Casey McGehee signing proves fortuitous for Tigers
Fastballs where Boyd hoped to place them. Sliders that all but tore a couple of tendons on Rangers batters who stretched and reached to swat them, either with a whiff or with a mishit.
He also had a fan in the opposing clubhouse — none other than Hamels, who for some years has been one of the true big-league, left-handed maestros.
Asked by Rangers media if Boyd reminded Hamels of a younger Hamels, the Rangers’ august ace said: “I’d say he’s better.
“He has a slider. In this day and age, if you come up with a slider, you’re going to be a success a lot more easily than what I have, which is a fastball-change-up. He really came after you. He kept firing away – more like a Cliff Lee approach.
“That slider is a devastating pitch. He definitely showed that. I like how quick he was."
Boyd indeed threw strikes all night long and put together as artistic of a pitching performance as the Tigers have seen in 2016. He struck out three, walked two, and threw 99 pitches.
Ausmus, as well as Boyd, credited pitching coach Rich Dubee with lowering Boyd’s arm slot.
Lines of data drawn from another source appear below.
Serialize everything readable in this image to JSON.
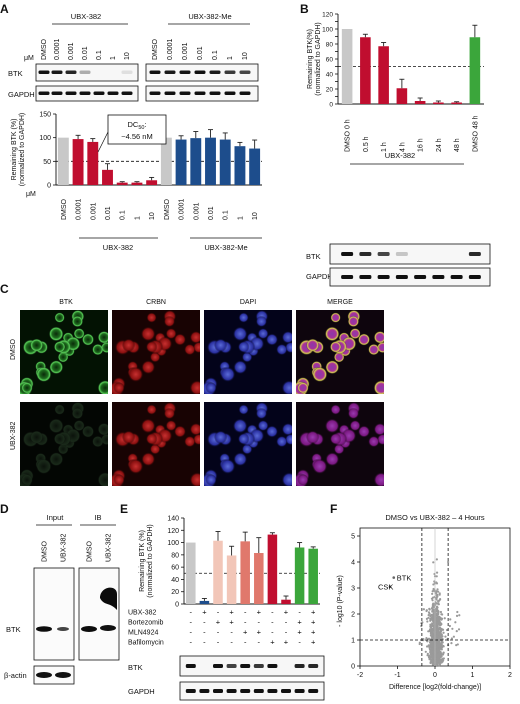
{
  "panels": {
    "A": "A",
    "B": "B",
    "C": "C",
    "D": "D",
    "E": "E",
    "F": "F"
  },
  "A": {
    "blot_groups": [
      "UBX-382",
      "UBX-382-Me"
    ],
    "conc_unit": "μM",
    "lanes": [
      "DMSO",
      "0.0001",
      "0.001",
      "0.01",
      "0.1",
      "1",
      "10"
    ],
    "rows": [
      "BTK",
      "GAPDH"
    ],
    "annotation_line1": "DC",
    "annotation_sub": "50",
    "annotation_colon": ":",
    "annotation_line2": "~4.56 nM"
  },
  "B": {
    "group": "UBX-382",
    "lanes": [
      "DMSO 0 h",
      "0.5 h",
      "1 h",
      "4 h",
      "16 h",
      "24 h",
      "48 h",
      "DMSO 48 h"
    ],
    "rows": [
      "BTK",
      "GAPDH"
    ]
  },
  "C": {
    "columns": [
      "BTK",
      "CRBN",
      "DAPI",
      "MERGE"
    ],
    "rows": [
      "DMSO",
      "UBX-382"
    ]
  },
  "D": {
    "headers": [
      "Input",
      "IB"
    ],
    "lanes": [
      "DMSO",
      "UBX-382"
    ],
    "rows": [
      "BTK",
      "β-actin"
    ]
  },
  "E": {
    "treatments": [
      "UBX-382",
      "Bortezomib",
      "MLN4924",
      "Bafilomycin"
    ],
    "signs": [
      [
        "-",
        "+",
        "-",
        "+",
        "-",
        "+",
        "-",
        "+",
        "-",
        "+"
      ],
      [
        "-",
        "-",
        "+",
        "+",
        "-",
        "-",
        "-",
        "-",
        "+",
        "+"
      ],
      [
        "-",
        "-",
        "-",
        "-",
        "+",
        "+",
        "-",
        "-",
        "+",
        "+"
      ],
      [
        "-",
        "-",
        "-",
        "-",
        "-",
        "-",
        "+",
        "+",
        "-",
        "+"
      ]
    ],
    "rows": [
      "BTK",
      "GAPDH"
    ]
  },
  "F": {
    "title": "DMSO vs UBX-382 – 4 Hours"
  },
  "chart_data": [
    {
      "type": "bar",
      "id": "A",
      "ylabel": "Remaining BTK (%)\n(normalized to GAPDH)",
      "ylim": [
        0,
        150
      ],
      "yticks": [
        0,
        50,
        100,
        150
      ],
      "xunit": "μM",
      "categories": [
        "DMSO",
        "0.0001",
        "0.001",
        "0.01",
        "0.1",
        "1",
        "10",
        "DMSO",
        "0.0001",
        "0.001",
        "0.01",
        "0.1",
        "1",
        "10"
      ],
      "values": [
        100,
        97,
        91,
        32,
        5,
        5,
        10,
        100,
        96,
        99,
        100,
        96,
        82,
        77
      ],
      "errors": [
        0,
        8,
        7,
        13,
        2,
        2,
        6,
        0,
        8,
        14,
        17,
        14,
        8,
        18
      ],
      "colors": [
        "#c8c8c8",
        "#c00e2f",
        "#c00e2f",
        "#c00e2f",
        "#c00e2f",
        "#c00e2f",
        "#c00e2f",
        "#c8c8c8",
        "#1d4d8c",
        "#1d4d8c",
        "#1d4d8c",
        "#1d4d8c",
        "#1d4d8c",
        "#1d4d8c"
      ],
      "group_labels": [
        "UBX-382",
        "UBX-382-Me"
      ],
      "reference_line": 50
    },
    {
      "type": "bar",
      "id": "B",
      "ylabel": "Remaining BTK(%)\n(normalized to GAPDH)",
      "ylim": [
        0,
        120
      ],
      "yticks": [
        0,
        10,
        20,
        30,
        40,
        50,
        60,
        70,
        80,
        90,
        100,
        110,
        120
      ],
      "categories": [
        "DMSO 0 h",
        "0.5 h",
        "1 h",
        "4 h",
        "16 h",
        "24 h",
        "48 h",
        "DMSO 48 h"
      ],
      "values": [
        100,
        89,
        77,
        21,
        4,
        2,
        2,
        89
      ],
      "errors": [
        0,
        4,
        5,
        12,
        4,
        2,
        1,
        16
      ],
      "colors": [
        "#c8c8c8",
        "#c00e2f",
        "#c00e2f",
        "#c00e2f",
        "#c00e2f",
        "#c00e2f",
        "#c00e2f",
        "#3ba63b"
      ],
      "reference_line": 50
    },
    {
      "type": "bar",
      "id": "E",
      "ylabel": "Remaining BTK (%)\n(normalized to GAPDH)",
      "ylim": [
        0,
        140
      ],
      "yticks": [
        0,
        20,
        40,
        60,
        80,
        100,
        120,
        140
      ],
      "values": [
        100,
        5,
        103,
        79,
        102,
        83,
        113,
        7,
        92,
        90
      ],
      "errors": [
        0,
        4,
        15,
        15,
        15,
        25,
        3,
        6,
        8,
        3
      ],
      "colors": [
        "#c8c8c8",
        "#1d4d8c",
        "#f2c6b8",
        "#f2c6b8",
        "#e0786c",
        "#e0786c",
        "#c00e2f",
        "#c00e2f",
        "#3ba63b",
        "#3ba63b"
      ],
      "reference_line": 50
    },
    {
      "type": "scatter",
      "id": "F",
      "title": "DMSO vs UBX-382 – 4 Hours",
      "xlabel": "Difference [log2(fold-change)]",
      "ylabel": "- log10 (P-value)",
      "xlim": [
        -2,
        2
      ],
      "ylim": [
        0,
        5
      ],
      "xticks": [
        -2,
        -1,
        0,
        1,
        2
      ],
      "yticks": [
        0,
        1,
        2,
        3,
        4,
        5
      ],
      "thresholds": {
        "x": [
          -0.35,
          0.35
        ],
        "y": 1
      },
      "labeled_points": [
        {
          "label": "BTK",
          "x": -1.1,
          "y": 3.4
        },
        {
          "label": "CSK",
          "x": -1.2,
          "y": 3.05
        }
      ]
    }
  ]
}
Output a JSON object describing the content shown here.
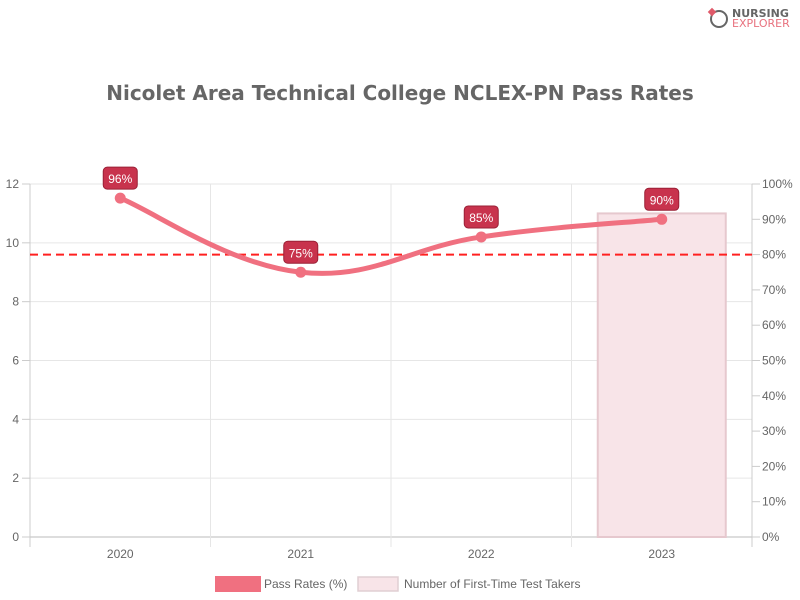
{
  "logo": {
    "line1": "NURSING",
    "line2": "EXPLORER"
  },
  "chart_data": {
    "type": "bar+line",
    "title": "Nicolet Area Technical College NCLEX-PN Pass Rates",
    "categories": [
      "2020",
      "2021",
      "2022",
      "2023"
    ],
    "series": [
      {
        "name": "Pass Rates (%)",
        "type": "line",
        "axis": "right",
        "values": [
          96,
          75,
          85,
          90
        ],
        "labels": [
          "96%",
          "75%",
          "85%",
          "90%"
        ],
        "color": "#f07080"
      },
      {
        "name": "Number of First-Time Test Takers",
        "type": "bar",
        "axis": "left",
        "values": [
          0,
          0,
          0,
          11
        ],
        "color": "#f8e4e8"
      }
    ],
    "reference_line": {
      "axis": "right",
      "value": 80,
      "color": "#ff2020",
      "style": "dashed"
    },
    "left_axis": {
      "ylim": [
        0,
        12
      ],
      "ticks": [
        "0",
        "2",
        "4",
        "6",
        "8",
        "10",
        "12"
      ]
    },
    "right_axis": {
      "ylim": [
        0,
        100
      ],
      "ticks": [
        "0%",
        "10%",
        "20%",
        "30%",
        "40%",
        "50%",
        "60%",
        "70%",
        "80%",
        "90%",
        "100%"
      ]
    },
    "grid": true,
    "legend": "bottom",
    "label_color": "#c8334d"
  }
}
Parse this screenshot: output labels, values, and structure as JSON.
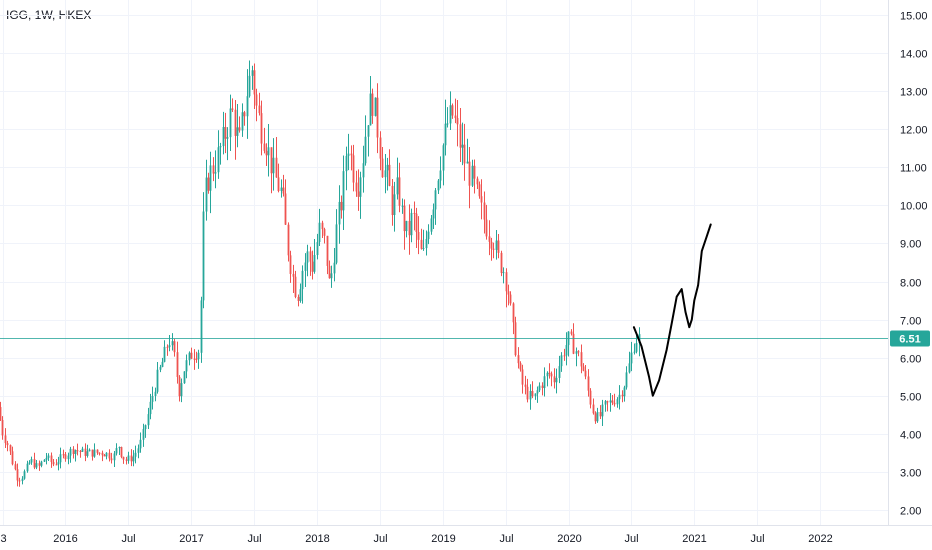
{
  "header": {
    "symbol": "IGG, 1W, HKEX"
  },
  "colors": {
    "up": "#26a69a",
    "down": "#ef5350",
    "price_line": "#26a69a",
    "grid": "#f0f3fa",
    "drawing": "#000000",
    "axis_text": "#131722"
  },
  "chart_data": {
    "type": "candlestick",
    "symbol": "IGG",
    "interval": "1W",
    "exchange": "HKEX",
    "current_price": 6.51,
    "current_price_label": "6.51",
    "ylim": [
      1.6,
      15.4
    ],
    "xlim": [
      2015.48,
      2022.54
    ],
    "y_ticks": [
      {
        "value": 2,
        "label": "2.00"
      },
      {
        "value": 3,
        "label": "3.00"
      },
      {
        "value": 4,
        "label": "4.00"
      },
      {
        "value": 5,
        "label": "5.00"
      },
      {
        "value": 6,
        "label": "6.00"
      },
      {
        "value": 7,
        "label": "7.00"
      },
      {
        "value": 8,
        "label": "8.00"
      },
      {
        "value": 9,
        "label": "9.00"
      },
      {
        "value": 10,
        "label": "10.00"
      },
      {
        "value": 11,
        "label": "11.00"
      },
      {
        "value": 12,
        "label": "12.00"
      },
      {
        "value": 13,
        "label": "13.00"
      },
      {
        "value": 14,
        "label": "14.00"
      },
      {
        "value": 15,
        "label": "15.00"
      }
    ],
    "x_ticks": [
      {
        "t": 2015.5,
        "label": "3"
      },
      {
        "t": 2016.0,
        "label": "2016"
      },
      {
        "t": 2016.5,
        "label": "Jul"
      },
      {
        "t": 2017.0,
        "label": "2017"
      },
      {
        "t": 2017.5,
        "label": "Jul"
      },
      {
        "t": 2018.0,
        "label": "2018"
      },
      {
        "t": 2018.5,
        "label": "Jul"
      },
      {
        "t": 2019.0,
        "label": "2019"
      },
      {
        "t": 2019.5,
        "label": "Jul"
      },
      {
        "t": 2020.0,
        "label": "2020"
      },
      {
        "t": 2020.5,
        "label": "Jul"
      },
      {
        "t": 2021.0,
        "label": "2021"
      },
      {
        "t": 2021.5,
        "label": "Jul"
      },
      {
        "t": 2022.0,
        "label": "2022"
      }
    ],
    "price_path": [
      [
        2015.48,
        4.7
      ],
      [
        2015.52,
        4.0
      ],
      [
        2015.56,
        3.7
      ],
      [
        2015.6,
        3.2
      ],
      [
        2015.64,
        2.8
      ],
      [
        2015.68,
        2.9
      ],
      [
        2015.74,
        3.3
      ],
      [
        2015.8,
        3.1
      ],
      [
        2015.86,
        3.4
      ],
      [
        2015.92,
        3.2
      ],
      [
        2016.0,
        3.4
      ],
      [
        2016.08,
        3.6
      ],
      [
        2016.16,
        3.5
      ],
      [
        2016.24,
        3.5
      ],
      [
        2016.32,
        3.5
      ],
      [
        2016.4,
        3.4
      ],
      [
        2016.44,
        3.7
      ],
      [
        2016.47,
        3.4
      ],
      [
        2016.5,
        3.3
      ],
      [
        2016.56,
        3.4
      ],
      [
        2016.62,
        3.8
      ],
      [
        2016.68,
        4.6
      ],
      [
        2016.74,
        5.4
      ],
      [
        2016.8,
        6.0
      ],
      [
        2016.84,
        6.5
      ],
      [
        2016.88,
        6.1
      ],
      [
        2016.92,
        5.1
      ],
      [
        2016.96,
        5.7
      ],
      [
        2017.02,
        6.1
      ],
      [
        2017.08,
        6.2
      ],
      [
        2017.1,
        7.9
      ],
      [
        2017.12,
        10.2
      ],
      [
        2017.16,
        10.8
      ],
      [
        2017.22,
        11.2
      ],
      [
        2017.28,
        11.8
      ],
      [
        2017.34,
        12.5
      ],
      [
        2017.4,
        11.6
      ],
      [
        2017.46,
        13.0
      ],
      [
        2017.5,
        13.6
      ],
      [
        2017.54,
        12.5
      ],
      [
        2017.58,
        12.0
      ],
      [
        2017.62,
        11.6
      ],
      [
        2017.66,
        11.0
      ],
      [
        2017.7,
        10.6
      ],
      [
        2017.74,
        10.3
      ],
      [
        2017.78,
        9.0
      ],
      [
        2017.82,
        8.2
      ],
      [
        2017.86,
        7.6
      ],
      [
        2017.9,
        8.3
      ],
      [
        2017.94,
        8.7
      ],
      [
        2017.98,
        8.4
      ],
      [
        2018.04,
        9.4
      ],
      [
        2018.08,
        9.0
      ],
      [
        2018.12,
        7.8
      ],
      [
        2018.18,
        9.6
      ],
      [
        2018.22,
        10.2
      ],
      [
        2018.26,
        11.8
      ],
      [
        2018.3,
        11.0
      ],
      [
        2018.34,
        10.5
      ],
      [
        2018.38,
        11.2
      ],
      [
        2018.42,
        12.4
      ],
      [
        2018.46,
        12.8
      ],
      [
        2018.5,
        12.0
      ],
      [
        2018.54,
        11.0
      ],
      [
        2018.58,
        10.7
      ],
      [
        2018.62,
        9.9
      ],
      [
        2018.66,
        10.5
      ],
      [
        2018.7,
        9.6
      ],
      [
        2018.74,
        9.2
      ],
      [
        2018.78,
        9.8
      ],
      [
        2018.82,
        9.0
      ],
      [
        2018.86,
        8.6
      ],
      [
        2018.9,
        9.5
      ],
      [
        2018.94,
        10.1
      ],
      [
        2018.98,
        10.9
      ],
      [
        2019.02,
        11.6
      ],
      [
        2019.06,
        12.2
      ],
      [
        2019.1,
        12.4
      ],
      [
        2019.14,
        11.8
      ],
      [
        2019.18,
        11.3
      ],
      [
        2019.22,
        10.9
      ],
      [
        2019.26,
        10.6
      ],
      [
        2019.3,
        10.1
      ],
      [
        2019.34,
        9.7
      ],
      [
        2019.38,
        9.3
      ],
      [
        2019.42,
        9.1
      ],
      [
        2019.46,
        8.6
      ],
      [
        2019.5,
        8.3
      ],
      [
        2019.54,
        7.7
      ],
      [
        2019.58,
        6.6
      ],
      [
        2019.62,
        5.7
      ],
      [
        2019.66,
        5.2
      ],
      [
        2019.7,
        5.0
      ],
      [
        2019.74,
        4.9
      ],
      [
        2019.78,
        5.2
      ],
      [
        2019.82,
        5.4
      ],
      [
        2019.86,
        5.6
      ],
      [
        2019.9,
        5.4
      ],
      [
        2019.94,
        5.8
      ],
      [
        2019.98,
        6.2
      ],
      [
        2020.02,
        6.5
      ],
      [
        2020.06,
        6.3
      ],
      [
        2020.1,
        6.0
      ],
      [
        2020.14,
        5.6
      ],
      [
        2020.18,
        5.0
      ],
      [
        2020.22,
        4.5
      ],
      [
        2020.26,
        4.4
      ],
      [
        2020.3,
        4.7
      ],
      [
        2020.34,
        4.8
      ],
      [
        2020.38,
        4.9
      ],
      [
        2020.42,
        5.0
      ],
      [
        2020.46,
        5.3
      ],
      [
        2020.5,
        5.8
      ],
      [
        2020.54,
        6.4
      ],
      [
        2020.56,
        6.51
      ]
    ],
    "projection_path": [
      [
        2020.52,
        6.8
      ],
      [
        2020.58,
        6.3
      ],
      [
        2020.64,
        5.5
      ],
      [
        2020.67,
        5.0
      ],
      [
        2020.72,
        5.4
      ],
      [
        2020.78,
        6.2
      ],
      [
        2020.82,
        6.9
      ],
      [
        2020.86,
        7.6
      ],
      [
        2020.9,
        7.8
      ],
      [
        2020.93,
        7.2
      ],
      [
        2020.96,
        6.8
      ],
      [
        2020.98,
        7.0
      ],
      [
        2021.0,
        7.5
      ],
      [
        2021.03,
        7.9
      ],
      [
        2021.06,
        8.8
      ],
      [
        2021.1,
        9.2
      ],
      [
        2021.13,
        9.5
      ]
    ]
  }
}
The less upright, more leveraged, delivery put some smoke on Boyd’s fastball and helped his slider play a bit of hide-and-seek with Rangers batters.
“It made all the difference with all four pitches,” said Boyd, whose record is now 4-2 and whose ERA dropped to 4.16 as the new delivery kicked in. “I’m just not fighting myself.”
Boyd was popped for a single in the first (Adrian Beltre) and Mitch Moreland’s double in the second. After that, nothing.
Eleven red-shirted Rangers batters in a row dissolved before Shin-Soo Choo drew a walk with one out in the seventh. It made no difference. Boyd put away the next two batters and left the game to Shane Greene (scoreless, hitless eighth) and to Francisco Rodriguez, who intended to make amends for some indelicate appearances from the past week.
K-Rod allowed a leadoff single to Beltre, but he got Carlos Beltran on a fly to right, then lured Rougned Odor into a ground-ball double play.
A sudden August losing streak that didn’t seem to have added up had ended – courtesy of a game that was no more understandable.